What is Mazda G-Vectoring Control Plus?

Christian Wardlaw | May 06, 2020

Mazda G-Vectoring Control and Mazda G-Vectoring Control Plus are vehicle dynamics and motion control systems that respond to steering inputs with subtle engine torque and braking changes. In response, the ride and handling feel smoother and more natural, making it more pleasurable to drive a Mazda and more comfortable and enjoyable to ride in a Mazda.

What is Mazda G-Vectoring Control Plus

Mazda introduced North American consumers to G-Vectoring Control in the 2017 Mazda6, and debuted G-Vectoring Control Plus in the 2019 Mazda3 and Mazda CX-5. Today, most Mazdas have the technology.

How Does Mazda G-Vectoring Control Work?

Mazda G-Vectoring Control responds to steering input and adjusts engine torque to manage the effects of lateral, longitudinal, and vertical forces on a vehicle’s ride and handling as it turns. By adjusting engine torque in response to the steering, Mazda is able to shift weight on the vehicle’s suspension depending on the requirements of the situation. 

As a driver or a passenger, you are not aware of G-Vectoring Control as it works. Rather, Mazda’s intent is to enhance your driving or riding pleasure without making system operation obvious.

To illustrate, imagine you’re driving on a country road and there is curve up ahead that doesn’t require braking input. When you turn the steering wheel to enter the curve, G-Vectoring Control instantly adjusts engine torque to cause a subtle shift of weight onto the front wheels, improving cornering response and making the vehicle feel better balanced and more natural to the driver and the passengers.

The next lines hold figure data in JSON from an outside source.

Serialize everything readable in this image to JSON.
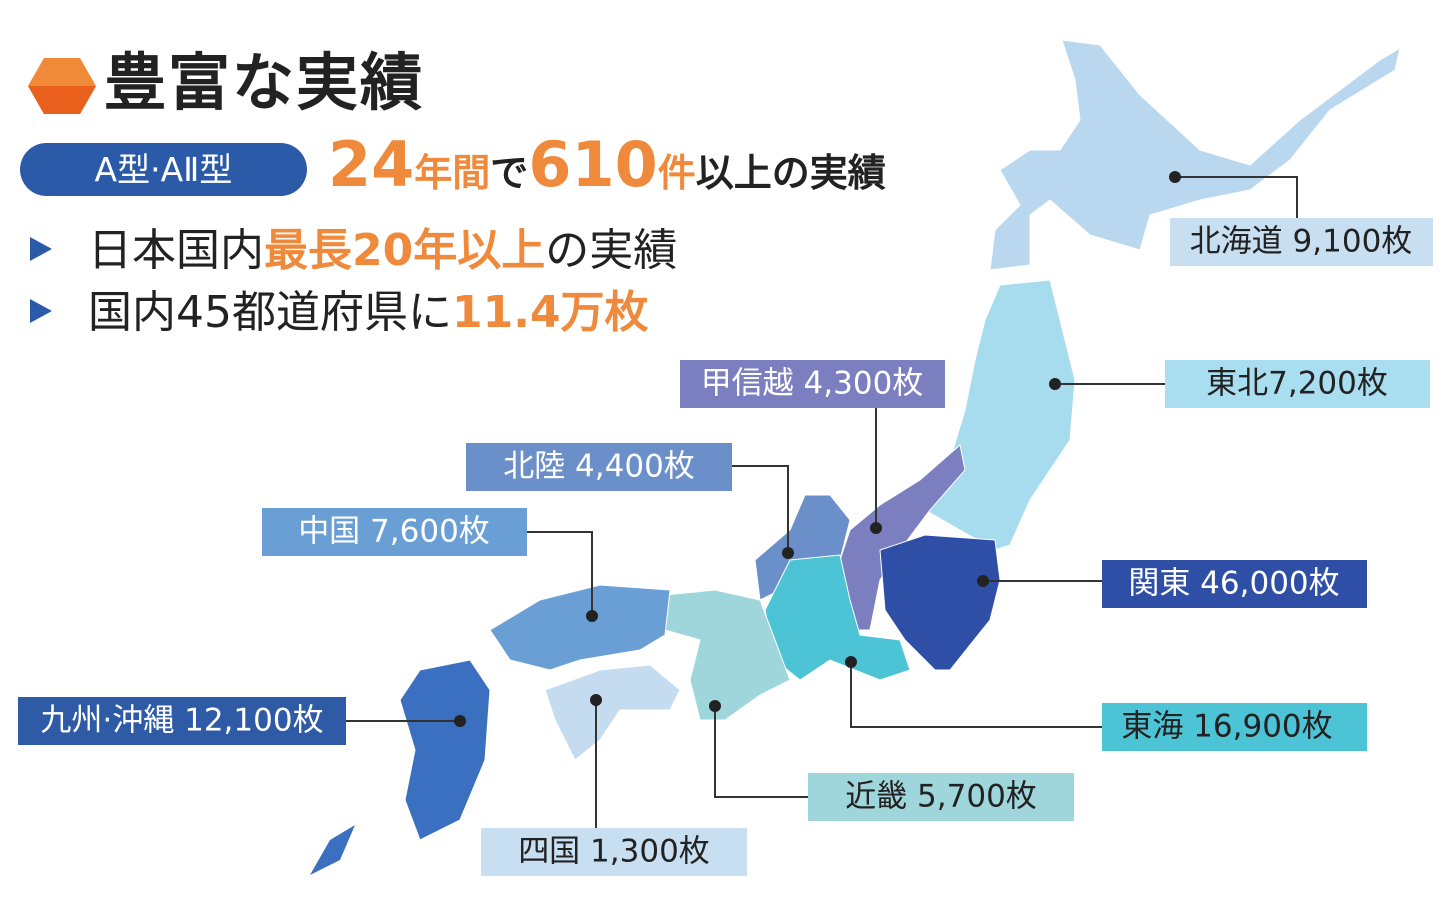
{
  "header": {
    "title": "豊富な実績",
    "badge": "A型·AⅡ型",
    "headline": [
      "24",
      "年間",
      "で",
      "610",
      "件",
      "以上の実績"
    ]
  },
  "bullets": [
    [
      "日本国内",
      "最長20年以上",
      "の実績"
    ],
    [
      "国内45都道府県に",
      "11.4万枚"
    ]
  ],
  "regions": [
    {
      "label": "北海道 9,100枚"
    },
    {
      "label": "東北7,200枚"
    },
    {
      "label": "甲信越 4,300枚"
    },
    {
      "label": "北陸 4,400枚"
    },
    {
      "label": "中国 7,600枚"
    },
    {
      "label": "関東 46,000枚"
    },
    {
      "label": "九州·沖縄 12,100枚"
    },
    {
      "label": "東海 16,900枚"
    },
    {
      "label": "近畿 5,700枚"
    },
    {
      "label": "四国 1,300枚"
    }
  ]
}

In the middle of the curve, as the driver holds a consistent steering position, G-Vectoring Control reassesses engine torque requirements and adjusts it to shift weight onto the rear wheels. This makes the vehicle feel more stable through the curve and when accelerating out of it.

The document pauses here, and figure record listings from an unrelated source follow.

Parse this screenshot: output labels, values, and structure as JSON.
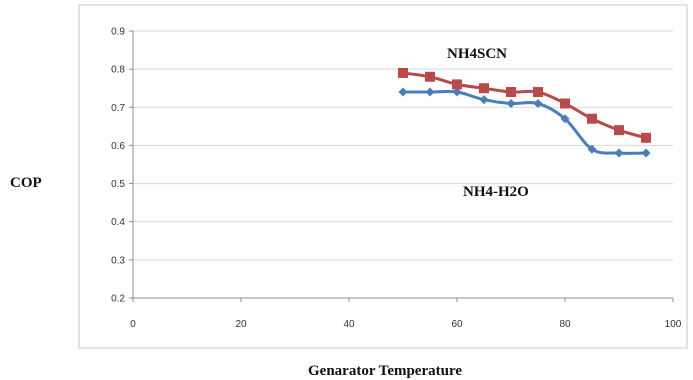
{
  "chart_data": {
    "type": "line",
    "title": "",
    "xlabel": "Genarator Temperature",
    "ylabel": "COP",
    "xlim": [
      0,
      100
    ],
    "ylim": [
      0.2,
      0.9
    ],
    "x_ticks": [
      "0",
      "20",
      "40",
      "60",
      "80",
      "100"
    ],
    "y_ticks": [
      "0.2",
      "0.3",
      "0.4",
      "0.5",
      "0.6",
      "0.7",
      "0.8",
      "0.9"
    ],
    "grid": "horizontal",
    "legend": "none",
    "series": [
      {
        "name": "NH4SCN",
        "color": "#b84a4a",
        "marker": "square",
        "x": [
          50,
          55,
          60,
          65,
          70,
          75,
          80,
          85,
          90,
          95
        ],
        "values": [
          0.79,
          0.78,
          0.76,
          0.75,
          0.74,
          0.74,
          0.71,
          0.67,
          0.64,
          0.62
        ]
      },
      {
        "name": "NH4-H2O",
        "color": "#4a7ebb",
        "marker": "diamond",
        "x": [
          50,
          55,
          60,
          65,
          70,
          75,
          80,
          85,
          90,
          95
        ],
        "values": [
          0.74,
          0.74,
          0.74,
          0.72,
          0.71,
          0.71,
          0.67,
          0.59,
          0.58,
          0.58
        ]
      }
    ]
  }
}
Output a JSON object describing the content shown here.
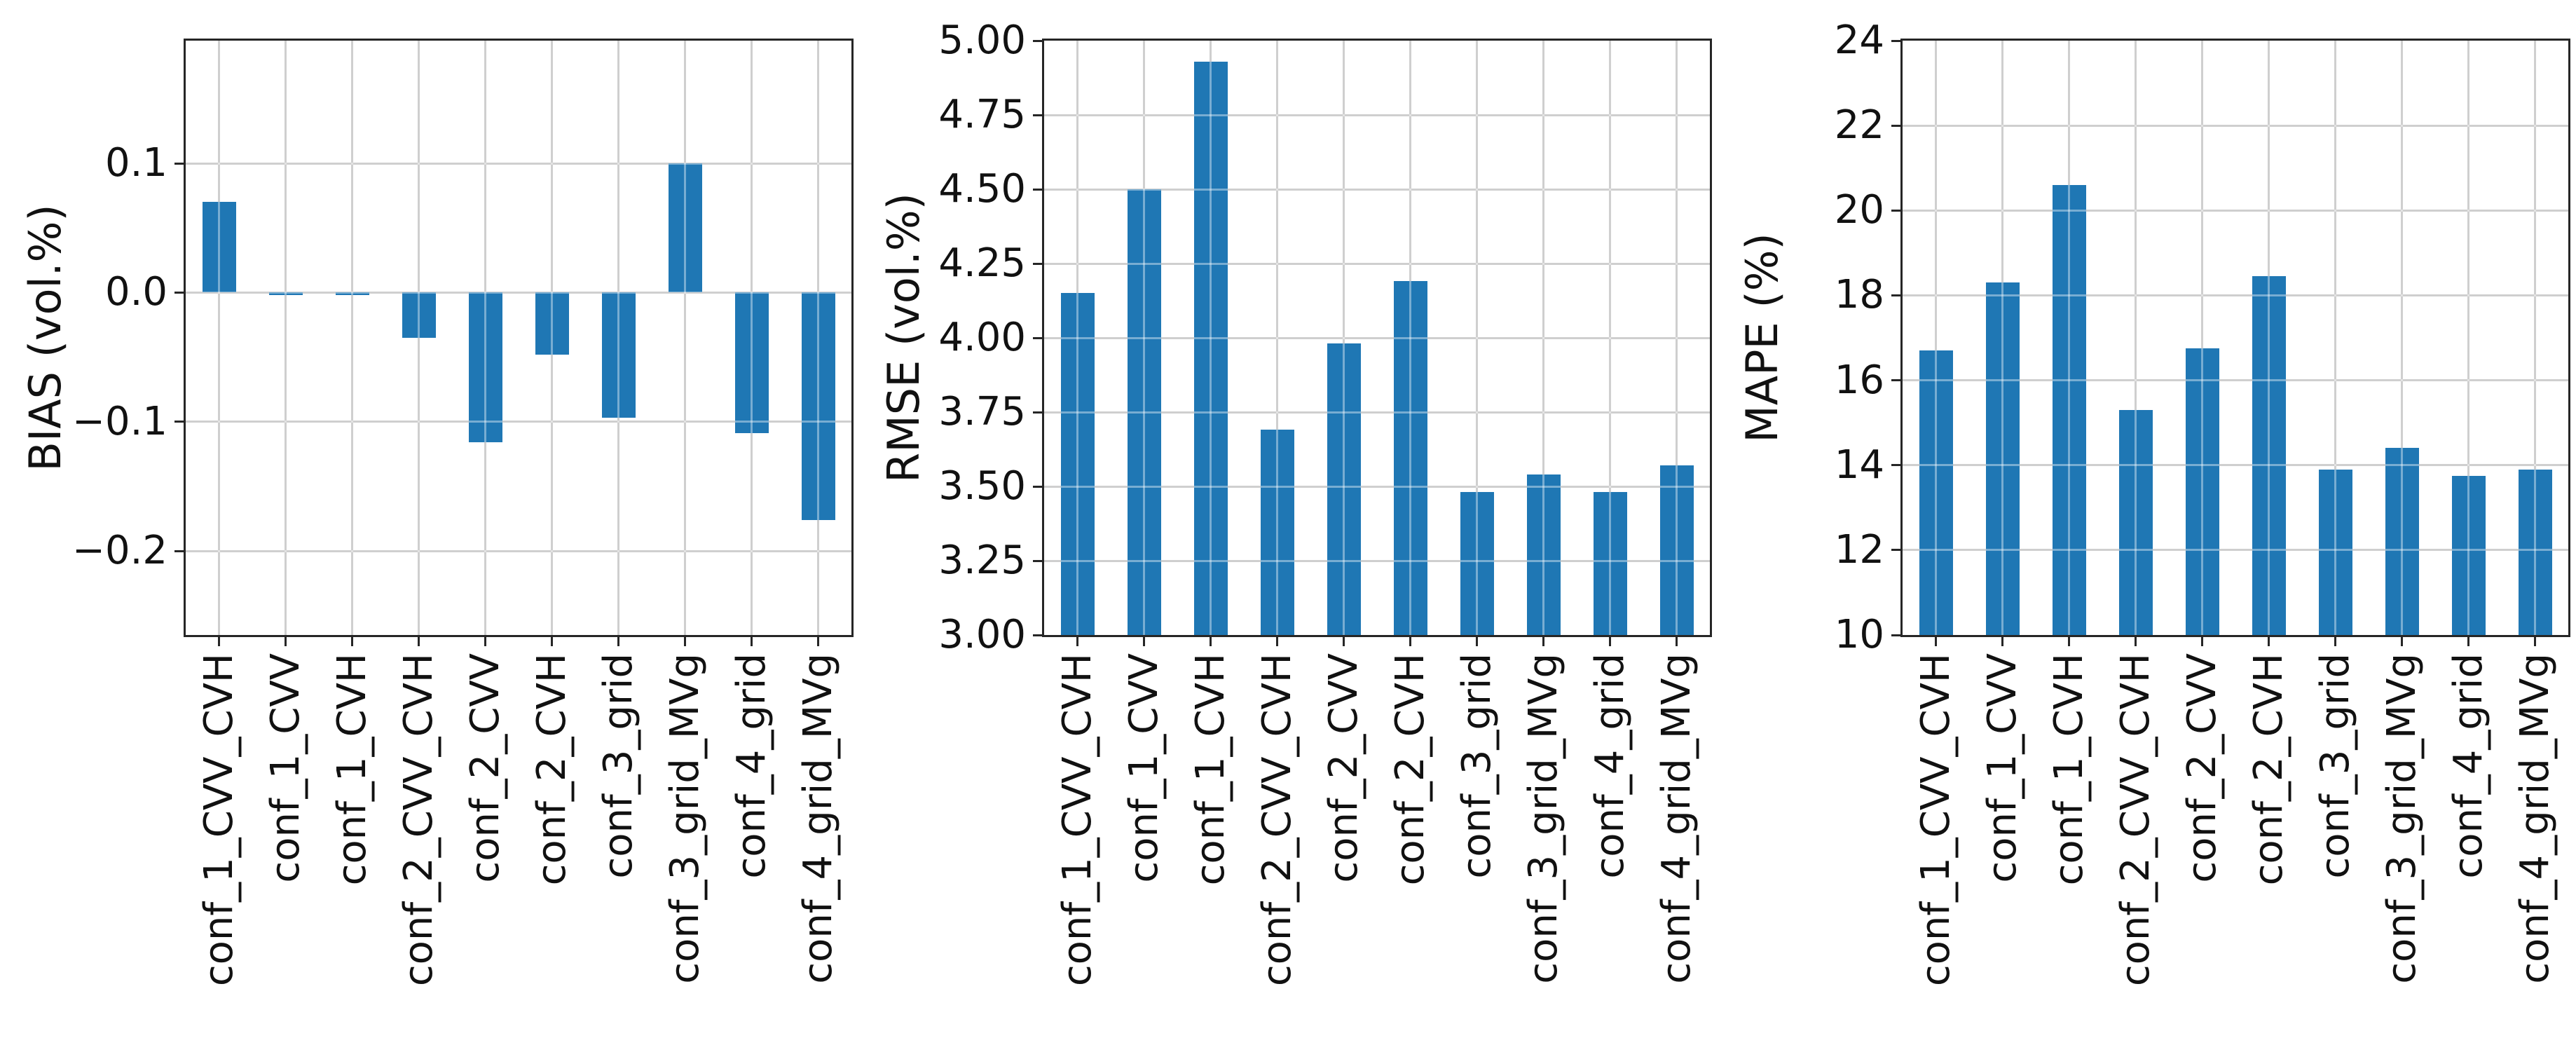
{
  "figure": {
    "background": "#ffffff",
    "bar_color": "#1f77b4",
    "grid_color": "#b0b0b0",
    "spine_color": "#262626",
    "text_color": "#111111"
  },
  "chart_data": [
    {
      "type": "bar",
      "title": "",
      "xlabel": "",
      "ylabel": "BIAS (vol.%)",
      "legend": null,
      "grid": true,
      "bar_width_fraction": 0.5,
      "categories": [
        "conf_1_CVV_CVH",
        "conf_1_CVV",
        "conf_1_CVH",
        "conf_2_CVV_CVH",
        "conf_2_CVV",
        "conf_2_CVH",
        "conf_3_grid",
        "conf_3_grid_MVg",
        "conf_4_grid",
        "conf_4_grid_MVg"
      ],
      "values": [
        0.07,
        -0.002,
        -0.002,
        -0.035,
        -0.116,
        -0.048,
        -0.097,
        0.1,
        -0.109,
        -0.176
      ],
      "baseline": 0,
      "ylim": [
        -0.265,
        0.195
      ],
      "yticks": [
        {
          "value": 0.1,
          "label": "0.1"
        },
        {
          "value": 0.0,
          "label": "0.0"
        },
        {
          "value": -0.1,
          "label": "−0.1"
        },
        {
          "value": -0.2,
          "label": "−0.2"
        }
      ]
    },
    {
      "type": "bar",
      "title": "",
      "xlabel": "",
      "ylabel": "RMSE (vol.%)",
      "legend": null,
      "grid": true,
      "bar_width_fraction": 0.5,
      "categories": [
        "conf_1_CVV_CVH",
        "conf_1_CVV",
        "conf_1_CVH",
        "conf_2_CVV_CVH",
        "conf_2_CVV",
        "conf_2_CVH",
        "conf_3_grid",
        "conf_3_grid_MVg",
        "conf_4_grid",
        "conf_4_grid_MVg"
      ],
      "values": [
        4.15,
        4.5,
        4.93,
        3.69,
        3.98,
        4.19,
        3.48,
        3.54,
        3.48,
        3.57
      ],
      "baseline": 3.0,
      "ylim": [
        3.0,
        5.0
      ],
      "yticks": [
        {
          "value": 5.0,
          "label": "5.00"
        },
        {
          "value": 4.75,
          "label": "4.75"
        },
        {
          "value": 4.5,
          "label": "4.50"
        },
        {
          "value": 4.25,
          "label": "4.25"
        },
        {
          "value": 4.0,
          "label": "4.00"
        },
        {
          "value": 3.75,
          "label": "3.75"
        },
        {
          "value": 3.5,
          "label": "3.50"
        },
        {
          "value": 3.25,
          "label": "3.25"
        },
        {
          "value": 3.0,
          "label": "3.00"
        }
      ]
    },
    {
      "type": "bar",
      "title": "",
      "xlabel": "",
      "ylabel": "MAPE (%)",
      "legend": null,
      "grid": true,
      "bar_width_fraction": 0.5,
      "categories": [
        "conf_1_CVV_CVH",
        "conf_1_CVV",
        "conf_1_CVH",
        "conf_2_CVV_CVH",
        "conf_2_CVV",
        "conf_2_CVH",
        "conf_3_grid",
        "conf_3_grid_MVg",
        "conf_4_grid",
        "conf_4_grid_MVg"
      ],
      "values": [
        16.7,
        18.3,
        20.6,
        15.3,
        16.75,
        18.45,
        13.9,
        14.4,
        13.75,
        13.9
      ],
      "baseline": 10,
      "ylim": [
        10,
        24
      ],
      "yticks": [
        {
          "value": 24,
          "label": "24"
        },
        {
          "value": 22,
          "label": "22"
        },
        {
          "value": 20,
          "label": "20"
        },
        {
          "value": 18,
          "label": "18"
        },
        {
          "value": 16,
          "label": "16"
        },
        {
          "value": 14,
          "label": "14"
        },
        {
          "value": 12,
          "label": "12"
        },
        {
          "value": 10,
          "label": "10"
        }
      ]
    }
  ]
}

How Does Mazda G-Vectoring Control Plus Work?

Mazda upgraded this technology starting with the 2019 Mazda3 and Mazda CX-5, adding a “Plus” to the system’s name. Mazda G-Vectoring Control Plus adds subtle and momentary braking to the equation with the goal of better stabilizing the vehicle as it exits a curve or corner.

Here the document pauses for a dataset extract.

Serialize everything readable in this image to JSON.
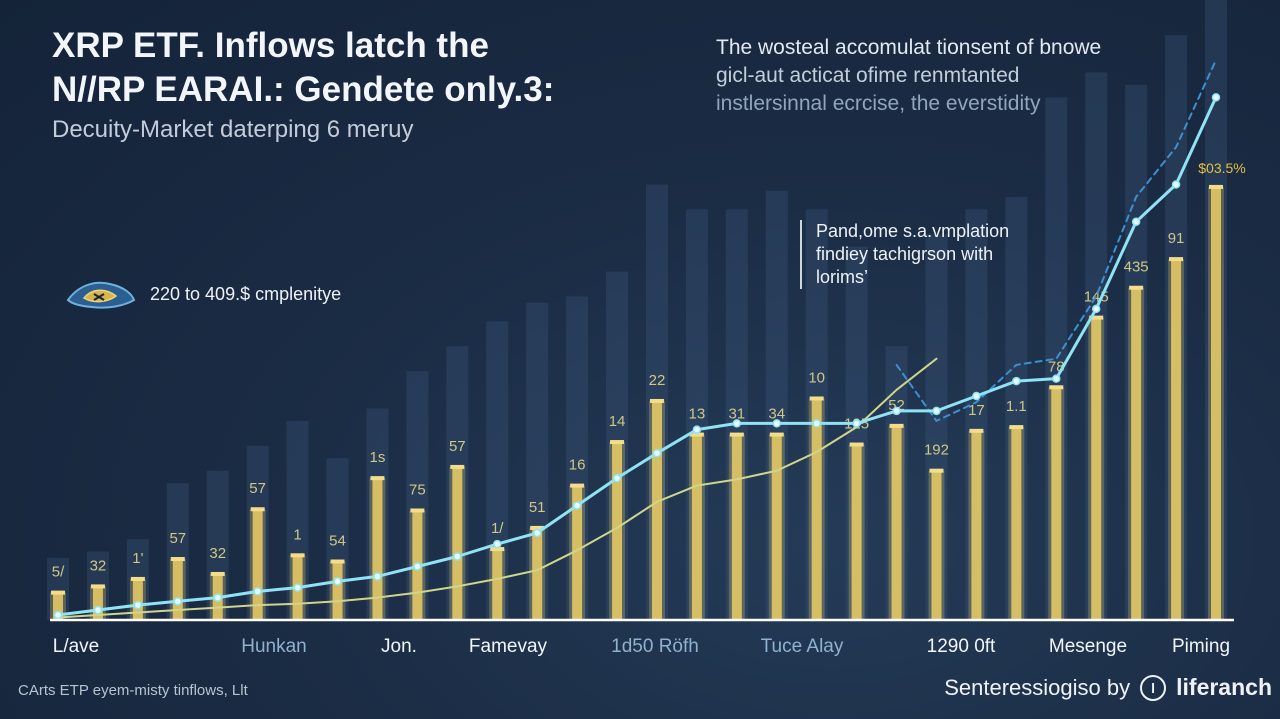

When the driver straightens the steering after turning the vehicle, G-Vectoring Control Plus applies light, subtle braking only to the front wheel on the side opposite of the direction of the curve or corner. In other words, if the driver steered left, G-Vectoring Control Plus would apply braking to the right front wheel as the vehicle exits the turn. This helps to reduce some of the weight transfer to the rear wheels, making the car feel more stable and natural to the driver and passengers.

Mazda says G-Vectoring Control Plus also works during lane changes and when driving on slippery surfaces during rain and snowstorms.

Which Mazda Models have G-Vectoring Control?

For the 2020 model year, all Mazdas have G-Vectoring Control except for the MX-5 Miata, which requires no artificial sweeteners. Not only that, G-Vectoring Control Plus is standard on all other 2020 Mazda models except for the small CX-3 crossover, which uses the original version of G-Vectoring Control.

If you or someone you know suffers from motion sickness while in a vehicle, a modern Mazda might help to lessen the problem. For everyone else, Mazda G-Vectoring Control Plus aims to put an even wider smile on a driver’s face while making passengers feel safe and secure.

The information in this article is from Mazda. It was accurate as of May 6, 2020 but may have changed since that date.